Sans électricité, le talent reste inactif, les usines se taisent et les opportunités s’évanouissent. Selon le dernier rapport de l’Agence internationale de l’énergie sur le financement de l’accès à l’électricité, l’électrification universelle en Afrique coûterait environ 15 milliards de dollars par an. Dans un monde qui dépense plus de mille milliards chaque année pour l’énergie propre, c’est une somme modeste. Pourtant, 600 millions d’Africains — la majorité mondiale des personnes non électrifiées — n’ont toujours pas accès à l’électricité pour éclairer leurs maisons ou faire fonctionner leurs entreprises.
Les coûts humains sont considérables. La dépendance au kérosène et au bois de chauffage cause plus de 700 000 décès prématurés chaque année en raison de la pollution de l’air intérieur. Les femmes et les filles en subissent les conséquences les plus lourdes, parcourant de longues distances pour collecter du combustible et respirant une fumée nocive pour leur santé. Les cliniques ne peuvent pas réfrigérer les vaccins, les écoles perdent des heures d’enseignement et les entreprises voient leurs marchandises se détériorer ou leurs machines s’arrêter à chaque coupure de courant.

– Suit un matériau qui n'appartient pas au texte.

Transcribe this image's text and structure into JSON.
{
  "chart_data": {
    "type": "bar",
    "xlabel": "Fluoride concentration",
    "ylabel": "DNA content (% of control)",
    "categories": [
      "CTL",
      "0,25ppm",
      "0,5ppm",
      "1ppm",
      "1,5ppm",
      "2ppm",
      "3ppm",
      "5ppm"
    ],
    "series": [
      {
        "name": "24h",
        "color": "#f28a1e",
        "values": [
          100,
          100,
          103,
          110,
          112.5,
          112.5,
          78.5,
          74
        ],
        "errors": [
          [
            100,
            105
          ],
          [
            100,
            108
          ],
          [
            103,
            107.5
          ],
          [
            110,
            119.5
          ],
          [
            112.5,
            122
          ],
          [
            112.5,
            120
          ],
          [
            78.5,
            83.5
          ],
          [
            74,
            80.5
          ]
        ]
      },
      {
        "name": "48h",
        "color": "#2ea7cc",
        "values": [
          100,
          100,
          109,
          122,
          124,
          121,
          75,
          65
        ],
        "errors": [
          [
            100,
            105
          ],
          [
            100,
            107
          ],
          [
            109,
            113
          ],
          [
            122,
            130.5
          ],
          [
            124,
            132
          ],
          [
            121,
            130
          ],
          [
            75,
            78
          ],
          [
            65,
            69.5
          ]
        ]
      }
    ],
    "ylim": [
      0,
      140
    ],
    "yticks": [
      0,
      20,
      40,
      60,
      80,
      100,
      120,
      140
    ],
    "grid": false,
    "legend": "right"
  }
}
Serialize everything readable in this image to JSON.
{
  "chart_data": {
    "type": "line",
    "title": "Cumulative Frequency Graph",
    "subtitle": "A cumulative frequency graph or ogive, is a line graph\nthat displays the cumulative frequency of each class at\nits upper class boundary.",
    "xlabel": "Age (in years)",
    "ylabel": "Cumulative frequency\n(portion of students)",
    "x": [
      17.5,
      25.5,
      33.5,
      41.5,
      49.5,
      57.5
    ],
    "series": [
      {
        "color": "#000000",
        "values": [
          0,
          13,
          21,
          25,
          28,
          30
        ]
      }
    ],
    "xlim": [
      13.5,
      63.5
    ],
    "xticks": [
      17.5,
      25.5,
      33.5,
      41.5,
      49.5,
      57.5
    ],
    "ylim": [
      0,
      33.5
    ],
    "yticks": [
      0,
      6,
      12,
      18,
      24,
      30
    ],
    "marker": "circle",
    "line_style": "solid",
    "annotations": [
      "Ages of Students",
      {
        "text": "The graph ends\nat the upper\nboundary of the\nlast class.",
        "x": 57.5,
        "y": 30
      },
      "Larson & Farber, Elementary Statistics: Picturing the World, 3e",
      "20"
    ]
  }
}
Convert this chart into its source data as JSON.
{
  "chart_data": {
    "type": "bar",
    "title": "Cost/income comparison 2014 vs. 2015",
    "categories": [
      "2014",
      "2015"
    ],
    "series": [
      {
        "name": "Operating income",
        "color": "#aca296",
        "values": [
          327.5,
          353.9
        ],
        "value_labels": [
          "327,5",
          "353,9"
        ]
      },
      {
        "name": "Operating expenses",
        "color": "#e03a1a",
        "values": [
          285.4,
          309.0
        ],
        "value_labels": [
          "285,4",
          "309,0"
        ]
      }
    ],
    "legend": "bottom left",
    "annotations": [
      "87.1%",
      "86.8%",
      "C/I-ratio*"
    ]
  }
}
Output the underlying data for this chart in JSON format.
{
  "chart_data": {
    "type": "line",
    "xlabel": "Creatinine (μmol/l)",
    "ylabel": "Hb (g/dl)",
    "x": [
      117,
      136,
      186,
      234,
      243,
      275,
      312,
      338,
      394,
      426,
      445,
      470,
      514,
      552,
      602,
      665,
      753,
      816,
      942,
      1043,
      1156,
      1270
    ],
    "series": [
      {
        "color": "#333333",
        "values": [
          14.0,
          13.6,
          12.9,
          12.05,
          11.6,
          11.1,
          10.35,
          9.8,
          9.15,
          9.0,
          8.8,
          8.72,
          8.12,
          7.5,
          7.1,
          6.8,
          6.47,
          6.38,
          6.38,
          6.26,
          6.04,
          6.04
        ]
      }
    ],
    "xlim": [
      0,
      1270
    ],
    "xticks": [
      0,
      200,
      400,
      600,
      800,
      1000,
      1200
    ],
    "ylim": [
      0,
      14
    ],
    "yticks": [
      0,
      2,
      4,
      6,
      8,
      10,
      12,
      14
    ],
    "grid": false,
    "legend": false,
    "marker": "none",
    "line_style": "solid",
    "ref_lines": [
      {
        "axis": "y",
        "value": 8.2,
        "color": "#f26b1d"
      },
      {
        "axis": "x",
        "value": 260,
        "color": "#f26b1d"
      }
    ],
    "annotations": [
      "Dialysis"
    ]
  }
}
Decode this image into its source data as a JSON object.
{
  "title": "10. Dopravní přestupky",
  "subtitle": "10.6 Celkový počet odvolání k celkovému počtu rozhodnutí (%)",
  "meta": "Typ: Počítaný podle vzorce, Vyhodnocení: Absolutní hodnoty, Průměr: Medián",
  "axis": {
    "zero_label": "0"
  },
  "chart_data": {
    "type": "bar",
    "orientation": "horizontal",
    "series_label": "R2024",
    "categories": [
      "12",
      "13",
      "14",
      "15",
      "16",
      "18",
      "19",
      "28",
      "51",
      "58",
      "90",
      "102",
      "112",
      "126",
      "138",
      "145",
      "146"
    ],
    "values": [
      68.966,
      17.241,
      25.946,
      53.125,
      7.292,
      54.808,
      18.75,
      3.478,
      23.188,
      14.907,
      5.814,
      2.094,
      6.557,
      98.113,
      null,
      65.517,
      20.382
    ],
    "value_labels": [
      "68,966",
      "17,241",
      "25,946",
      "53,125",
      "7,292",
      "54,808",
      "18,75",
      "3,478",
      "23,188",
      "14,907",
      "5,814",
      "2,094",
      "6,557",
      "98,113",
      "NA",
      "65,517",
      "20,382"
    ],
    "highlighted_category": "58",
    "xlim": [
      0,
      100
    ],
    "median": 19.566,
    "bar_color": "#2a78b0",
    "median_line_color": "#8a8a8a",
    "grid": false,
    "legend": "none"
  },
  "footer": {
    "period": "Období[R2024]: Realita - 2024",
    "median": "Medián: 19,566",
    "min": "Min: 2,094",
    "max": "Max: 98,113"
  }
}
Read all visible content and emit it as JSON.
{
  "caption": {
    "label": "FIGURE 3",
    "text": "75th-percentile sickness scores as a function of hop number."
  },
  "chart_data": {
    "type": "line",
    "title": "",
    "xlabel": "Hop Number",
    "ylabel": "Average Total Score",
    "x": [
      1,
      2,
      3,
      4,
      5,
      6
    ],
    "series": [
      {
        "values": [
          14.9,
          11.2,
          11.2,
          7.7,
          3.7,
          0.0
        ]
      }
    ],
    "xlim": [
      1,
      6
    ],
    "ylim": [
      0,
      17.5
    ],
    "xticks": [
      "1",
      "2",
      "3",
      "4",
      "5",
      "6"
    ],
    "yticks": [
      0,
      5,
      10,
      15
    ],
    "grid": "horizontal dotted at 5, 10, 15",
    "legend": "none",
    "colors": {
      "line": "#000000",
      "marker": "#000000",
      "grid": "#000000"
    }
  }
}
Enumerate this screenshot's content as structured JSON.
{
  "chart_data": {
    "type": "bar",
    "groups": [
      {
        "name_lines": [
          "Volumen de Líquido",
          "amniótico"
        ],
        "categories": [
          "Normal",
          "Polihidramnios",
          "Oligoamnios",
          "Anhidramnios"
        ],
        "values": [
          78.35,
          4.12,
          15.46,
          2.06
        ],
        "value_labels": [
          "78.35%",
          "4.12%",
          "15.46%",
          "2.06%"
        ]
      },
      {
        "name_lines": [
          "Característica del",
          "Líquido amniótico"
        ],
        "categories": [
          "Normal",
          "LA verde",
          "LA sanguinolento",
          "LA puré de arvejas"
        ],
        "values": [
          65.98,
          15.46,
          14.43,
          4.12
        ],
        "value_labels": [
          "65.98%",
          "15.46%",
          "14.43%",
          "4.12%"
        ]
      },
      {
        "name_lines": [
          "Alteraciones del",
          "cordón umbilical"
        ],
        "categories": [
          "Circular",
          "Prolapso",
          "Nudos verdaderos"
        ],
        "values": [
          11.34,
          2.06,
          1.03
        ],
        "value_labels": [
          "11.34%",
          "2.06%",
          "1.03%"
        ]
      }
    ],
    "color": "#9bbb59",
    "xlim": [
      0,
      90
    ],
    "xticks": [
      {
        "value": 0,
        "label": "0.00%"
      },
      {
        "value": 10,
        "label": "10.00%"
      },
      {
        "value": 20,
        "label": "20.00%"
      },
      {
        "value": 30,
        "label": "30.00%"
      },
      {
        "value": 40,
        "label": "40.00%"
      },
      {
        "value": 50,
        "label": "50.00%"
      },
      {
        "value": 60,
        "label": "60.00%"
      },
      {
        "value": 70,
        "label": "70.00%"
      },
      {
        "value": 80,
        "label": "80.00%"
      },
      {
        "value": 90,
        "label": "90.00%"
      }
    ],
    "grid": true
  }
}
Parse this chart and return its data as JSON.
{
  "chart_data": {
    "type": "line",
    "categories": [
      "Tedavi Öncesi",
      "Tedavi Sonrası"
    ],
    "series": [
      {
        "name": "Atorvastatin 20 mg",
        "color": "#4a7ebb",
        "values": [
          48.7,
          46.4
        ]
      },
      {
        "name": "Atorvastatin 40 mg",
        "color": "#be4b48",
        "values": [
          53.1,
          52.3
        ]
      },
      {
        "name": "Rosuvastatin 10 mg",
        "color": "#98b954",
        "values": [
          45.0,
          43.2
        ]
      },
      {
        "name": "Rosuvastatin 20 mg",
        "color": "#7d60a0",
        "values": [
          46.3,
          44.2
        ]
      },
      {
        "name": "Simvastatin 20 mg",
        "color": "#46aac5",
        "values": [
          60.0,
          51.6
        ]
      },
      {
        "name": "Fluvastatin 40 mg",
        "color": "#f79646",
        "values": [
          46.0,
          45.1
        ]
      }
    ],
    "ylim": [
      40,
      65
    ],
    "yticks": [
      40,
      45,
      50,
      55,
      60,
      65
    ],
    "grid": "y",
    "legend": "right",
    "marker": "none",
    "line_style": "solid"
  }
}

Le coût économique est tout aussi sévère. Les usines ne peuvent pas se développer lorsque les chaînes d’assemblage s’interrompent. L’agro-industrie perd de la valeur faute de systèmes de stockage à froid. Les start-ups paient un surcoût pour fonctionner au diesel faute de réseaux fiables. La fracture numérique s’aggrave, privant des millions de personnes d’accès à l’éducation en ligne, à la finance et au travail. D’ici 2035, un nouveau travailleur sur cinq dans le monde sera africain, mais sans électricité, beaucoup resteront exclus des économies qu’ils sont pourtant censés transformer.
L’Argument d’Investissement de l’Afrique
Au-delà du déficit d’accès se trouve l’un des arguments d’investissement les plus convaincants au monde. L’Afrique détient 60 % des meilleures ressources solaires de la planète, ainsi que d’importants couloirs de vent, un potentiel hydroélectrique inexploité et des gisements géothermiques le long de la vallée du Rift. Sous son sol se trouvent le lithium, le cobalt, le graphite et le platine — les minéraux qui ancrent les chaînes d’approvisionnement mondiales des batteries, des véhicules électriques et des technologies d’énergie propre. L’Afrique n’est pas un simple bénéficiaire passif de la transition énergétique. Elle en est un acteur structurel.
Les données démographiques amplifient ces atouts. Une population jeune et en rapide urbanisation garantit une demande croissante d’électricité pour les décennies à venir. L’électricité fiable ne se limite pas à éclairer les maisons : elle est la base des pôles industriels, des centres de données, des chaînes du froid et du traitement local des minéraux, là où se crée la majeure partie de la valeur. L’énergie est le levier qui transforme les ressources naturelles en emplois, en compétitivité et en croissance.
Le continent se trouve à un carrefour. Si les systèmes énergétiques se développent, l’Afrique peut devenir un moteur énergétique mondial et une base manufacturière. Sinon, ses ressources resteront inexploitées et le fossé du développement se creusera. La question n’est plus de savoir si l’Afrique a besoin d’investissements. La vraie question est de savoir pourquoi les investisseurs devraient agir maintenant.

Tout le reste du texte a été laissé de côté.